Although still new at this blogging venture, I try and steer clear of simply stating that any sermon is particularly great. I mean, they can all qualify for such praise, but its too easy to simply leave it as a self-evident truth without substantiating the reason for such praise. But that's pretty much the sentiment I left with after Paul Osteen's Wednesday sermon. In part, that's a function of the message's relevance to me personally. But it's also a function of Paul's attempts to incorporate more visual aspects into his messages.
The message (PDF notes) is one about developing a "lifestyle of giving" and I have to admit a bit of confusion over how Paul would connect the story of Exodus to this message. In particular, Paul uses a small fragment of Exodus 4. After God had called upon Moses to deliver the Israelites, chapter 4 opens with God sending Moses forth. In doing so, God asks Moses "What's in your hand?" - the title of Paul's sermon. Of course, Moses was holding a simple shepherd's rod. Nothing spectacular ... just a big stick of wood. God instructed Moses to throw down the rod, turning it into a snake. When God instructs Moses to take the snake in his hand, only to see it return to the form of that simple rod, this was primarily a means for God to give testimony to Moses for him to carry forth. But that simple rod was the instrument of Moses' leadership under God.
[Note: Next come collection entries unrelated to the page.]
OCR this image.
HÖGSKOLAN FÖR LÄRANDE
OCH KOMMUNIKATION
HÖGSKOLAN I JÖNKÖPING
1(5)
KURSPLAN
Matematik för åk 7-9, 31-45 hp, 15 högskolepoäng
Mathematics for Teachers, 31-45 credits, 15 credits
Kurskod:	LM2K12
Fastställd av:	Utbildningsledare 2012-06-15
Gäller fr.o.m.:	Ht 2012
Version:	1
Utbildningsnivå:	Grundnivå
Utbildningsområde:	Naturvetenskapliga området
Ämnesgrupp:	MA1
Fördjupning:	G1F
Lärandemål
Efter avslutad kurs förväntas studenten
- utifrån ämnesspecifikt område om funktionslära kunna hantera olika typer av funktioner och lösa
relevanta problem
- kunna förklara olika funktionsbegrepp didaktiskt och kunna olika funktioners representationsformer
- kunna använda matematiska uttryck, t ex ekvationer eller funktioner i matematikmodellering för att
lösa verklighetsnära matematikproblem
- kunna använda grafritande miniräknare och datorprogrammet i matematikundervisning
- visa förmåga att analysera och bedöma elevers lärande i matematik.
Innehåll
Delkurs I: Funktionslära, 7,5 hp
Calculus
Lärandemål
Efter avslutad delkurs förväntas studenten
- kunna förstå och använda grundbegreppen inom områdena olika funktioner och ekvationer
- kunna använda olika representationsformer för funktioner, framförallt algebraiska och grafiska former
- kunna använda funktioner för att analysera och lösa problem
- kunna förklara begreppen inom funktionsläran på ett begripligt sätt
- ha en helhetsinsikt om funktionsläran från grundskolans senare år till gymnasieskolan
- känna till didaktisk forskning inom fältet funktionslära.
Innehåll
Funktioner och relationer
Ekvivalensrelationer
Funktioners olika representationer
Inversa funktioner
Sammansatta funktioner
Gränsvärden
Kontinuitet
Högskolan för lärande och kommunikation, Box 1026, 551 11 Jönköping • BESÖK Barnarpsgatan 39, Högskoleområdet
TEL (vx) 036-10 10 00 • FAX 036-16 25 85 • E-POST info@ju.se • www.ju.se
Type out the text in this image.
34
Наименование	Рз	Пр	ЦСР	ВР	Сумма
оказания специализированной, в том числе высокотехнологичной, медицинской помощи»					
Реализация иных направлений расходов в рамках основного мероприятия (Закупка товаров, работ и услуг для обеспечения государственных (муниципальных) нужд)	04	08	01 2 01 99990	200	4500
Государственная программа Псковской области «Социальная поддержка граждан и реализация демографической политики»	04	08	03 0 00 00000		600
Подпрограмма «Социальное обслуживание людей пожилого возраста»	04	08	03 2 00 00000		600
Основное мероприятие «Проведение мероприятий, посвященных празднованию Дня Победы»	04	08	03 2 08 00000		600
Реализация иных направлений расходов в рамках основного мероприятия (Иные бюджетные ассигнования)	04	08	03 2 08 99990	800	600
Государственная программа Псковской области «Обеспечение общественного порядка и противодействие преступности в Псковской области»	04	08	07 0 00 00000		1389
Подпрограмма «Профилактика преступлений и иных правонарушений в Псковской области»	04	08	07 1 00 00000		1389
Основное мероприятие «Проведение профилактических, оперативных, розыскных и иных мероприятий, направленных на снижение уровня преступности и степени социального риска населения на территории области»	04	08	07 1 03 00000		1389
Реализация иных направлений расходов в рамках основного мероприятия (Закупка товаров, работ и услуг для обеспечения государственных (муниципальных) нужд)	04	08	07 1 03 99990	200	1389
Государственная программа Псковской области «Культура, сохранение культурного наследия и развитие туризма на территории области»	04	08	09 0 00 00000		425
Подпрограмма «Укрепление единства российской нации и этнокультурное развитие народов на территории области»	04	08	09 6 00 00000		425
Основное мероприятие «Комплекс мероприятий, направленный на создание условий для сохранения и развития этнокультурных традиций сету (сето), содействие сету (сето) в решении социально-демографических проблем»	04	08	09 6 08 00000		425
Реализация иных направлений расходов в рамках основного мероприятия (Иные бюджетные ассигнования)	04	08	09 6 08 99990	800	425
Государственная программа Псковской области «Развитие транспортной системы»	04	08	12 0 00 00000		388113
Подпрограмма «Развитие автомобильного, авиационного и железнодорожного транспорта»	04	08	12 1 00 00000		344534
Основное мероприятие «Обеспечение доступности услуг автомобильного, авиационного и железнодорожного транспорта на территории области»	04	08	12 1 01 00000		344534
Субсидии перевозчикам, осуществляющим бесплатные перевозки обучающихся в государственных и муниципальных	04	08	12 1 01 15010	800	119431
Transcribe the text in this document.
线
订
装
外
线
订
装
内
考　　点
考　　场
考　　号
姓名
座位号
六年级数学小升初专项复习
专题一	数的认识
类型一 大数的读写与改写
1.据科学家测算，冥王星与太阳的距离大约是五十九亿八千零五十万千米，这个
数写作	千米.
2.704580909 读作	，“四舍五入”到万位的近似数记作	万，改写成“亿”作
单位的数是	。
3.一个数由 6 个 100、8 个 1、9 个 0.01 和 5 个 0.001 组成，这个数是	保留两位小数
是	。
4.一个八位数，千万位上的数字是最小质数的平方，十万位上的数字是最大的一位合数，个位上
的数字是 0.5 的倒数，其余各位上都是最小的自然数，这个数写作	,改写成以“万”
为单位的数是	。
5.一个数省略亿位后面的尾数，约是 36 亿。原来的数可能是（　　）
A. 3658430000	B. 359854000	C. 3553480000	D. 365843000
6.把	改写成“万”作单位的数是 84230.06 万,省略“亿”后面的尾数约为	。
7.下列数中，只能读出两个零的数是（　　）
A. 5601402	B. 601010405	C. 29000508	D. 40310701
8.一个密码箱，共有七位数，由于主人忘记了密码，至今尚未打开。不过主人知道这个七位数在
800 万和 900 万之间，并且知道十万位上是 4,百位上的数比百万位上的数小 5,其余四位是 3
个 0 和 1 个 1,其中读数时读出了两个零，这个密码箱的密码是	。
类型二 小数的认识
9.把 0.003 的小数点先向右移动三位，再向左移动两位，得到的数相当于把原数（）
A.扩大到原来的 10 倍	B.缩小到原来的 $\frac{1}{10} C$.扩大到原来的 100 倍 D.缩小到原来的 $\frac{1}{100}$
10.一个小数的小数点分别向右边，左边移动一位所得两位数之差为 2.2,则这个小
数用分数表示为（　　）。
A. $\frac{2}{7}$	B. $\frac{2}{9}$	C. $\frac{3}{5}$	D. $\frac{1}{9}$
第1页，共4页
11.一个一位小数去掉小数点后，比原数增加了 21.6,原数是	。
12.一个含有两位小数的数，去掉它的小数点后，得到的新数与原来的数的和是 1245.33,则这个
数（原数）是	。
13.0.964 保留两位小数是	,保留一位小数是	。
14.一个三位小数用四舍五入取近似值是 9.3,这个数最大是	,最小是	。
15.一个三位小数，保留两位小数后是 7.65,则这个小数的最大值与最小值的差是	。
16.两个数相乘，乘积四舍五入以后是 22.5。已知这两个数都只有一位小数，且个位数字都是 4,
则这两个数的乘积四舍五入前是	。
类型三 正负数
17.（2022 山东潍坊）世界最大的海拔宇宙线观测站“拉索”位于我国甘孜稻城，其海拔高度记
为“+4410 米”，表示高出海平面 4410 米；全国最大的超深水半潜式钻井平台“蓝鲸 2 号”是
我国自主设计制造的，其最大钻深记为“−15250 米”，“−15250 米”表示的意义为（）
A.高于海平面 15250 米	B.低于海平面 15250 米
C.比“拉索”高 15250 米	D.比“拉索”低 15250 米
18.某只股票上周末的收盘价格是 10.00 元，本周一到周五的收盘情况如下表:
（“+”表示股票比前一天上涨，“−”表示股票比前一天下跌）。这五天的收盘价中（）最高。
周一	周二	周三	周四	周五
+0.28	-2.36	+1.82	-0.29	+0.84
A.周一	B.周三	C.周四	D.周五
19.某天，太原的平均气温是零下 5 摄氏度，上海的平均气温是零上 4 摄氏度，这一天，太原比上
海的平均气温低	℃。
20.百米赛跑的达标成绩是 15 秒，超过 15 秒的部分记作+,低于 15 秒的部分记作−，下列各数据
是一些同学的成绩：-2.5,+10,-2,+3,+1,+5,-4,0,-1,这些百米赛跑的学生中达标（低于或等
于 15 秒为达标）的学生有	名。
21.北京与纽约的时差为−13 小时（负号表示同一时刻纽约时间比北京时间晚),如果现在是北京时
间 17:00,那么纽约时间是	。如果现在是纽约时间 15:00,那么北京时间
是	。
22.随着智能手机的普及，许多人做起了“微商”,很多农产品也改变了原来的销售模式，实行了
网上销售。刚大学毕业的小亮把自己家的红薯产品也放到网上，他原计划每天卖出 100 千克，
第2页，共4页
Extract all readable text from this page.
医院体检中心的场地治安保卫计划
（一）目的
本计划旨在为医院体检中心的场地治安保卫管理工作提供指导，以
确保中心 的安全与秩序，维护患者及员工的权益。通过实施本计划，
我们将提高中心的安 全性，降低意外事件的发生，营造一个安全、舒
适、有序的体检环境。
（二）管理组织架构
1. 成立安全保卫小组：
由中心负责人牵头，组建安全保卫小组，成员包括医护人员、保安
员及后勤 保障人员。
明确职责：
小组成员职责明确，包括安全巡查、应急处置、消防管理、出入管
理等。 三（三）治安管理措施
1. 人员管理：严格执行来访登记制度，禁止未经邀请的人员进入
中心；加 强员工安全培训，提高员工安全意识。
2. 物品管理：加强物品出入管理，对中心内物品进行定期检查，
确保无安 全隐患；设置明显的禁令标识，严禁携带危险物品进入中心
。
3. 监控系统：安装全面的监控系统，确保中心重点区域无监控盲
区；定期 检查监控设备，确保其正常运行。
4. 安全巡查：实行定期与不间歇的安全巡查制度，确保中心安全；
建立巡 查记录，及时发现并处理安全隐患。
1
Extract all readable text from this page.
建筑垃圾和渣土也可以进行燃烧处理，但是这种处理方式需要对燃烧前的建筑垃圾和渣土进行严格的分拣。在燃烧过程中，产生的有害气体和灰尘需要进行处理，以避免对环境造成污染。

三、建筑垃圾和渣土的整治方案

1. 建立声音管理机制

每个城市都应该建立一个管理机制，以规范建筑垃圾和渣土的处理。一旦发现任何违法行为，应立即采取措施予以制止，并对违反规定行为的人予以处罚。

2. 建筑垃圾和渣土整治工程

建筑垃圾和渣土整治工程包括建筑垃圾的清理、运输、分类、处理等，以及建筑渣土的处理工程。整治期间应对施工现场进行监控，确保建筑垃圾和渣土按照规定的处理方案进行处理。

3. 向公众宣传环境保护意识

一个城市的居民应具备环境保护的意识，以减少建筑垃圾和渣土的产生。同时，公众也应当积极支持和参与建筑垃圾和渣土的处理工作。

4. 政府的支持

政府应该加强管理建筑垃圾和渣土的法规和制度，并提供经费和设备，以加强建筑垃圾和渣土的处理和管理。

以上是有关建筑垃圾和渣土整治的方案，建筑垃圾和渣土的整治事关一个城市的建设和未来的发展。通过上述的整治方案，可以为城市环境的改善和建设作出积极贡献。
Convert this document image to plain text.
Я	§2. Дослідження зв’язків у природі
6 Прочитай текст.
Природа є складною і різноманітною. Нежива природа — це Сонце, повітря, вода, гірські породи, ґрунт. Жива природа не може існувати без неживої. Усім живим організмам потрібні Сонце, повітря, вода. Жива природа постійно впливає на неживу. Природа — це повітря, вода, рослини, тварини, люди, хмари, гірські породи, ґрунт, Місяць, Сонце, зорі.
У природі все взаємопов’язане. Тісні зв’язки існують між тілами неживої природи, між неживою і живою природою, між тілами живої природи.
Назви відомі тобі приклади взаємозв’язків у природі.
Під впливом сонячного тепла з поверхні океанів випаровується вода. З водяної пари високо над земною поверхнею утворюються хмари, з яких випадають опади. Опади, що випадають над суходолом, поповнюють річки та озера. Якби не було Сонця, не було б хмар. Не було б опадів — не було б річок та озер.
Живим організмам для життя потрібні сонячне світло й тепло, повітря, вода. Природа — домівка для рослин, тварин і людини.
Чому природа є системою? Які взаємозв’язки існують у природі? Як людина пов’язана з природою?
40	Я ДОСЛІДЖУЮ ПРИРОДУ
Paul takes this in an interesting direction - one that challenges us to give what we ourselves have in our hands to bless and encourage others around us. He uses a variety of stories to demonstrate this: a rancher in West Texas who bakes several thousands of loaves of bread that he donates to those in his community; Paul's sisters offering a simple Christmas gift of candy during a lonely holiday; the man who offered a simple minimum wage job to Paul's wife as she grew up in a dysfunctional home. These are all very simple acts, of course. And that's where we often tend to think "Well, big deal." There's no way those little, simple acts can alleviate the entirety of the problems confronted by those around them. But if we allow the overwhelming problems to eliminate our minor acts of grace, we do ourselves an injustice. Paul offers these truths to rest on:
- Every person has something to give.
- Often little things we give can make a big difference!
- Often what we give looks so small compared to the great need.
- Often we are asked to give when itís not convenient!
- Often we are asked to give the very thing we need.
Much of that message parallels to sowing a seed in times of need, but also connects well with Joel's sermon from the weekend on building up others, and even Lisa's sermon from a few weeks prior on using the tools we have to serve the body of Christ. It's that type of resonance, consistency, and also the relevance that the message ought to take hold in our own lives.
In starting up this little blog, in fact, I can relate to some minor degree what Moses might have felt when God asked a good deal more out of him. What can this accomplish? I'm not entirely sure. How can one little bitty website have an impact on whatever greater need rests out there in the world? Again, I'm not entirely sure. But it's one of the gifts I have in my own hands that I'm making available.